I don’t have a huge objection to the construction of new back tees if that sort of masochism makes the plus-men happy – I just don’t want to be compelled to trudge back and pretend that my penis is long enough to reach the fairway.
So, as long as they are not obtrusive or eliminate 80% of the field in the club championship, the trouble is not with new tees. In my view, it begins when the rough suddenly begins to look like Abbie Hoffman’s hair and the fairways get skinnier than a bulimic supermodel.
It is a mystery to me why setting up the golf course to appeal to 5% of the club does not more often result in an insurrection and overthrow of the (ir)responsible parties.
This is tangential in some measure, but having fought arthritis in my hands for the past ten years, I cannot imagine how elderly players even get around a golf course like Oakmont without hurting themselves. And why don’t they ask the golf course be kept reasonable between major championships?
All that Pittsburgh tough guy horsesh*t aside, once you get up there in age a little bit, what is the point in beating yourself senseless for 18 holes? Is walking off the last green exhausted fun?
You want to play Butler National or Shoreacres? Balturol Lower or Piping Rock? I don't want to be horsewhipped 18 times and am certain neither do the vast majority of the club members in America.
I've played many many courses in the U.K. and they seem to have far more sense and perspective than we do on this subject. Carnoustie is hard, that is for sure, but it does not beat you with deep grass and putting surfaces on the edge of death.
What is the matter with everybody, is it a fear of being emasculated in the eyes of their peers? We are quickly losing sight of the basic precept that golf is supposed to be enjoyable and not simply a contest to establish who possesses the most brute strength.
Yet, the sheep go along with it because nobody wants to point out the emperor not only has no clothes, but is making decisions for a tiny percentage of players who are still pissed they missed the qualifier at the State Am and want to prove to everybody they belong with the Randy Haigs or Trip Kuehnes of the world.
But they don’t, so they inflict their vacant machismo on the rest of the players in the club and pretend that because Bushwood down the street has a tougher course rating, they must have better players and prettier wives and more status.
So, in order to rectify this horrible disparity, it is necessary to grow the rough and add a bunch of bunkers and forced carries to prove who has the biggest set of juevos in this nuclear arms race.
If I were king, my first move in golf would be to cut all the rough to the tree lines at every single course in America. You want to speed up play? Start there. Only an idiot finds joy in hacking their ball out of the cabbage back into the fairway.
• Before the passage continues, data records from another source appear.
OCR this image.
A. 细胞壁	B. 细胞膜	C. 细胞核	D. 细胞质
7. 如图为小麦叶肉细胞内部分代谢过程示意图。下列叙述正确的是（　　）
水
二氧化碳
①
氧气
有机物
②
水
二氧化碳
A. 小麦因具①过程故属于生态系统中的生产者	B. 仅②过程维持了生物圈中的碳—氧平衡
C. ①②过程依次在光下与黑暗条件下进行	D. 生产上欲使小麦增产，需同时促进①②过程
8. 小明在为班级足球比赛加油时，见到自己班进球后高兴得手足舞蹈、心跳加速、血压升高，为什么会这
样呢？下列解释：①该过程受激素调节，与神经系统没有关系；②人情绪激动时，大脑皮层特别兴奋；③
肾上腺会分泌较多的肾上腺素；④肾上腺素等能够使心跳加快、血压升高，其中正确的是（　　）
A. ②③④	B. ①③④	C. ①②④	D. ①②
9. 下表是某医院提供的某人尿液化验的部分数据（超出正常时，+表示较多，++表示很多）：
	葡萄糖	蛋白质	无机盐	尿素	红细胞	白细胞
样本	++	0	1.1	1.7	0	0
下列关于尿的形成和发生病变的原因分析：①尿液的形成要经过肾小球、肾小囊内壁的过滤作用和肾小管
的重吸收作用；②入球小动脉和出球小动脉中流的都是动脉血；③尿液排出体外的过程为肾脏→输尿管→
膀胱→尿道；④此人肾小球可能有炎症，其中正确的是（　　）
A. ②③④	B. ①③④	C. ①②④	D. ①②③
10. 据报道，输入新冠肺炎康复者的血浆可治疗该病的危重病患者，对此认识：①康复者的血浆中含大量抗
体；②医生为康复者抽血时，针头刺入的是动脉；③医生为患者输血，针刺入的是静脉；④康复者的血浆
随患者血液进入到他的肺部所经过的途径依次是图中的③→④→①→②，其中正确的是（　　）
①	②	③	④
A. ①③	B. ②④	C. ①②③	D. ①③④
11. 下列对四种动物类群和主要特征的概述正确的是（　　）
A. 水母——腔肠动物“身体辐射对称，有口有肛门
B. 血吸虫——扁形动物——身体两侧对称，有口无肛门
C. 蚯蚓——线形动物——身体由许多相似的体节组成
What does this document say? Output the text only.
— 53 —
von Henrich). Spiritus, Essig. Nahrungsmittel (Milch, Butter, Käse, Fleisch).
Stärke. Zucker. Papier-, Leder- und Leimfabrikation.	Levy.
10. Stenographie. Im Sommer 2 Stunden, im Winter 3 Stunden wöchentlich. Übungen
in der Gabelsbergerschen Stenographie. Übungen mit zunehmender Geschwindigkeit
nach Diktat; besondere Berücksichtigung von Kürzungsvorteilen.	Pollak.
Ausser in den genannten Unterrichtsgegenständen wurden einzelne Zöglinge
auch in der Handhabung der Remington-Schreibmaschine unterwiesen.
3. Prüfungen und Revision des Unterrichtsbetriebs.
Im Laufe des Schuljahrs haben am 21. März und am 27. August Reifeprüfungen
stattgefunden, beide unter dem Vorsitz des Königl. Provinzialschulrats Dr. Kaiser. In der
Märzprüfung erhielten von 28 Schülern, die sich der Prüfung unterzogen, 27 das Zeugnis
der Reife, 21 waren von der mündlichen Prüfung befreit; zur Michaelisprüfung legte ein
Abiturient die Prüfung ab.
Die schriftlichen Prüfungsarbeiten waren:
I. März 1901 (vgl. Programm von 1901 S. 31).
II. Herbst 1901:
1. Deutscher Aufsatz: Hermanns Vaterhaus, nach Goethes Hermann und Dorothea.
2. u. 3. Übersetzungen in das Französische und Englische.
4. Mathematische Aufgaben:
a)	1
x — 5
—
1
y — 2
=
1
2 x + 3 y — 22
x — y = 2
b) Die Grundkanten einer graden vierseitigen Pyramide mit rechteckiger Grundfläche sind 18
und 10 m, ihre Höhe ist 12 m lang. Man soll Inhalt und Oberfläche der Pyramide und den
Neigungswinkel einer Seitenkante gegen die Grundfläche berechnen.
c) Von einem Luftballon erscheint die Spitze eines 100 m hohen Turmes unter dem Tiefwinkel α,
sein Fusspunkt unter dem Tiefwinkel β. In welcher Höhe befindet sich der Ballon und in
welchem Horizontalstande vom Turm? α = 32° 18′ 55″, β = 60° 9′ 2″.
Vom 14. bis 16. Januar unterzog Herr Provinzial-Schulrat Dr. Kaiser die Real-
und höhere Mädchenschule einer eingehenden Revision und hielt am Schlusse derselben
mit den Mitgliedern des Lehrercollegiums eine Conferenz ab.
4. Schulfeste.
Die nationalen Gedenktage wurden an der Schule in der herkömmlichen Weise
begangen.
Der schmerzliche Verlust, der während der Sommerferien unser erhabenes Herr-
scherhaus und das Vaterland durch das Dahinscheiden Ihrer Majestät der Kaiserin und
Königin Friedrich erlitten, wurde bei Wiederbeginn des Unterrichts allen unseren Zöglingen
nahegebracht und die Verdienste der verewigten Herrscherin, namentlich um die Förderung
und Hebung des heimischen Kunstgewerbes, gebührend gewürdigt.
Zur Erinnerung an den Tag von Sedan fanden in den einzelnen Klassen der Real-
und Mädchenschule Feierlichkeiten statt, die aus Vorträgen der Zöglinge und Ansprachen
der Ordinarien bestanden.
Even those years when I was a legit 2, I could never understand the tendency of good players towards self-flagellation. If you like S&M so much, the Power Exchange in San Francisco (
www.powerexchange.com) will be pleased to accommodate you, but from a golf standpoint, I want to have the opportunity to hit a recovery shot – something 90% of the players cannot do buried in the grass.
Now that I officially stink, I find ridiculously difficult set-ups offensive and an affront to the very reason we play the game.
It is just more preaching to the choir, but the same jackasses who want to make a hard course impossible are also the dummies who think a Stimp Meter measures the quality of their greens.
Of course, the Superintendent has two kids in college and will never dare to point out the putting surfaces will have to be flattened (or be unplayable) if the Green Chairman gets his way and they roll at 12 or 13 for everyday play - not just for the Invitational or Club Championship.
So in answer to the original question, I do not believe the vast majority of members want to make their course harder – notice I did not say more interesting – but harder. It is the low-handicap leadership who con everybody into signing off on something that is going to shorten their golfing lives and create an obstacle course.
But how often are the rank and file afraid to question the word of one of their crack players? Ooooooooh, Joe Slick is a two handicap and was once a quarterfinalist in the County Amateur, so he must know better than any of the mid-handicappers who actually play the game for enjoyment.
Yet nobody dares to speak up, so the train keeps barreling down the tracks . . . . . the only hope for the club is a group of members who contribute to this website and can argue in a cogent fashion why it would be best for Joe Slick and his coterie of big shots to resign and join the masochists at Bushwood.